ASHEVILLE, N.C. - President Obama today kicks off a three-day, post-State of the Union tour to promote "Made in America" with a visit to a Canadian auto parts manufacturer in North Carolina.
The Linamar Corp. facility in Asheville illustrates the positive economic trends that Obama claimed credit for in his address Tuesday night and wants to encourage in a second term: more U.S. and foreign companies' moving manufacturing operations to the United States ("insourcing"); steady growth of skilled private-sector jobs; and effectiveness of government-sponsored hiring incentives.
The company set up shop in Asheville in 2011, lured by state grants and a pool of workers with technical skills to do the job. It employs about 360 workers now with plans to hire 250 more and make a $75 million capital investment in the next five years.
"Training grants, tax credits, a fair business tax rate, those things really work," president and COO Jim Jarrell told ABC News. "We moved to North Carolina to take advantage of the incentives, knowing, however, that eventually we'd have to stand on our own two feet."
But Ontari0-based Linamar is also a bellwether for an economic recovery that continues to limp along, with little future "stimulus" in sight.

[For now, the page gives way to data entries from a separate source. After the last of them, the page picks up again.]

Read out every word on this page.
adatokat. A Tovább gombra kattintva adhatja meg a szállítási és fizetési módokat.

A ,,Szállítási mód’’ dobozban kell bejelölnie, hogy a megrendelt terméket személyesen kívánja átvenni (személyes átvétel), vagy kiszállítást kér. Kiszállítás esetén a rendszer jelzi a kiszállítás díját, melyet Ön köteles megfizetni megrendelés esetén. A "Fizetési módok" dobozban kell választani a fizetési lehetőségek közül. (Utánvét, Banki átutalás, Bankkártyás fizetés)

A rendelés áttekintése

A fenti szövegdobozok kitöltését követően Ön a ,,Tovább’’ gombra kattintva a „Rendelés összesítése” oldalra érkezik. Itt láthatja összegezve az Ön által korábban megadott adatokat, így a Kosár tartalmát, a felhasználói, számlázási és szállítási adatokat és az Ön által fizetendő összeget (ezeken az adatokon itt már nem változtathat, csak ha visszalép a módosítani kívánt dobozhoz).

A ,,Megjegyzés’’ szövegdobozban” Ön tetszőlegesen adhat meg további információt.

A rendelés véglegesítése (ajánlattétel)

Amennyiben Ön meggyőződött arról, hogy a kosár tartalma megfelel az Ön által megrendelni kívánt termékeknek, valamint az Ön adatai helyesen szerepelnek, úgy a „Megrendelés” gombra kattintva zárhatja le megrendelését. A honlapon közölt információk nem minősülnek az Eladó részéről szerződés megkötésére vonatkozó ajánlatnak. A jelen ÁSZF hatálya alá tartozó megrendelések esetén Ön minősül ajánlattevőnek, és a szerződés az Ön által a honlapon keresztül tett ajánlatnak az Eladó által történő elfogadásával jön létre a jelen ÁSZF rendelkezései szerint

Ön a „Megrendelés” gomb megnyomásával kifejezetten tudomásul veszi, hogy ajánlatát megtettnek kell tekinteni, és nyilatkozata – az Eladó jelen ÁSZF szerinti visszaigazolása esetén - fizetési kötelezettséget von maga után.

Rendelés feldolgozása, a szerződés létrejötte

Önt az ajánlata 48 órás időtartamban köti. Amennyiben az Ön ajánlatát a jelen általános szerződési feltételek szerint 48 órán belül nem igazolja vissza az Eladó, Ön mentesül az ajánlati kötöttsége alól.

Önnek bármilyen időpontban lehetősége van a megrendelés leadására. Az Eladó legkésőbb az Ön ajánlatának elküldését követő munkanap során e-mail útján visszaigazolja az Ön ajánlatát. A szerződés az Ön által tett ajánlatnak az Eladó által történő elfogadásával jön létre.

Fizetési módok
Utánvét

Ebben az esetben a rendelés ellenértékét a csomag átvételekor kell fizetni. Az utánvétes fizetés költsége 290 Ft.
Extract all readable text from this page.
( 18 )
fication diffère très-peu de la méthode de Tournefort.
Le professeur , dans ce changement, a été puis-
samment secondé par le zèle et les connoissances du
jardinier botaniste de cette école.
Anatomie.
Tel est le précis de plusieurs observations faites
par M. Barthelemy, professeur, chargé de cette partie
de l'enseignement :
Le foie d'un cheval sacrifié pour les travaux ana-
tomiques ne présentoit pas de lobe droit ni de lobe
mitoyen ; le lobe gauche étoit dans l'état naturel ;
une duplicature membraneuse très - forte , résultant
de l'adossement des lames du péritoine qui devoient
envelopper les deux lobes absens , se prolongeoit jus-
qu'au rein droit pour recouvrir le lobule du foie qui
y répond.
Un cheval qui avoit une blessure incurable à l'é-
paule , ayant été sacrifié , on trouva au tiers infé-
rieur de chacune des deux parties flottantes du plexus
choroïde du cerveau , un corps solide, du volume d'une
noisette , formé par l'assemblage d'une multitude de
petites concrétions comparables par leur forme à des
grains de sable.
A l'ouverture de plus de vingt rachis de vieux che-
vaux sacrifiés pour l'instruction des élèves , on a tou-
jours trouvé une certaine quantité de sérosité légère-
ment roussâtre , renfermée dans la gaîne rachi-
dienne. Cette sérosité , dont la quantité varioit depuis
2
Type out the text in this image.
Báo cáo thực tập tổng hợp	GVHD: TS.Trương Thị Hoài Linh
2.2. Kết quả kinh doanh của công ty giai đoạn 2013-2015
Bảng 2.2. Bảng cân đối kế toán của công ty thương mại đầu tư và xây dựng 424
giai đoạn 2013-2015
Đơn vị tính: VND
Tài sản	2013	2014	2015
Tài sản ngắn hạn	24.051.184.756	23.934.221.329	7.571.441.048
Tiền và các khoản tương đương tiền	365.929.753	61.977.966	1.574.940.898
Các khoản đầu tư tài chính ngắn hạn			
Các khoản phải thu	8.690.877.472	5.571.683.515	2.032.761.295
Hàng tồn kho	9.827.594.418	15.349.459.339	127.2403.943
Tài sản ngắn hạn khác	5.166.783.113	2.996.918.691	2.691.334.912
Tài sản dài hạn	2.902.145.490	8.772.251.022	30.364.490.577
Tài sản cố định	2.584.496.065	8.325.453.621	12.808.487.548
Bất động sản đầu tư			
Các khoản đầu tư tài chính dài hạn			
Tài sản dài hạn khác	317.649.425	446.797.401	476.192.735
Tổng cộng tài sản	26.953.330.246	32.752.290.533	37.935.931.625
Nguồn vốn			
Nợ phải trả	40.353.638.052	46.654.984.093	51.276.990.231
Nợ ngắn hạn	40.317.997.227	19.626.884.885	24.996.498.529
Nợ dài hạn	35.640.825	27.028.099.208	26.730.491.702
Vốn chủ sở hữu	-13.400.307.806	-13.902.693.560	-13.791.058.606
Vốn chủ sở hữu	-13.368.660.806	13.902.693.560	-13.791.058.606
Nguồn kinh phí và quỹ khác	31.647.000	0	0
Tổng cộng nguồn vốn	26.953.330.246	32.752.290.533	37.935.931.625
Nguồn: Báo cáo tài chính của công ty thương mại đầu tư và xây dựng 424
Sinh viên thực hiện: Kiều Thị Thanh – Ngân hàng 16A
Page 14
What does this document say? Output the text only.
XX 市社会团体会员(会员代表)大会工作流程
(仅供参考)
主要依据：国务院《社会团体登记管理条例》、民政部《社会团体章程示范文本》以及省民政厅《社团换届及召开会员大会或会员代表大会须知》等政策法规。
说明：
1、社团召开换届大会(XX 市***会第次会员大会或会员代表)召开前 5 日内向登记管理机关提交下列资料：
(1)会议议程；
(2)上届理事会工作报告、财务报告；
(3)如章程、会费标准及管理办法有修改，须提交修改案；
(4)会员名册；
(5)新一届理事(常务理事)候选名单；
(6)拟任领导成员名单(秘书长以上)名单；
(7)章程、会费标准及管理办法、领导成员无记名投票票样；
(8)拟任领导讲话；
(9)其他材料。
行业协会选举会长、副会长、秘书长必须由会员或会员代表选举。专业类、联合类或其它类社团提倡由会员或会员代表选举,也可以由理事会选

The company's North Carolina facility, which makes key engine, transmission and driveline components for industrial machinery, feeds Caterpillar and Volvo. Demand from those companies only follows demand from builders and construction firms, Jarrell said. That demand continues to be "a little slower than anticipated out of the gate."
The latest Congressional Budget Office projections, released last week, underscore the concern:
- Unemployment is expected to hover around 8 percent through the next year, which would be the sixth consecutive with unemployment above 7.5 percent of the labor force, the longest such period in 70 years.
- GDP growth is projected to "remain below its potential" through the end of Obama's second term, in 2017. "That subdued economic growth will limit businesses' need to hire additional workers, thereby causing the unemployment rate to stay near 8 percent this year," CBO projects.
Obama said Tuesday that policy makers must "reignite" the engine of job growth to boost the middle class as a top priority.
He will highlight his plan for that, including a call for universal access to pre-school education, during a stop in Atlanta, Ga., Thursday. He's scheduled to visit Chicago Friday.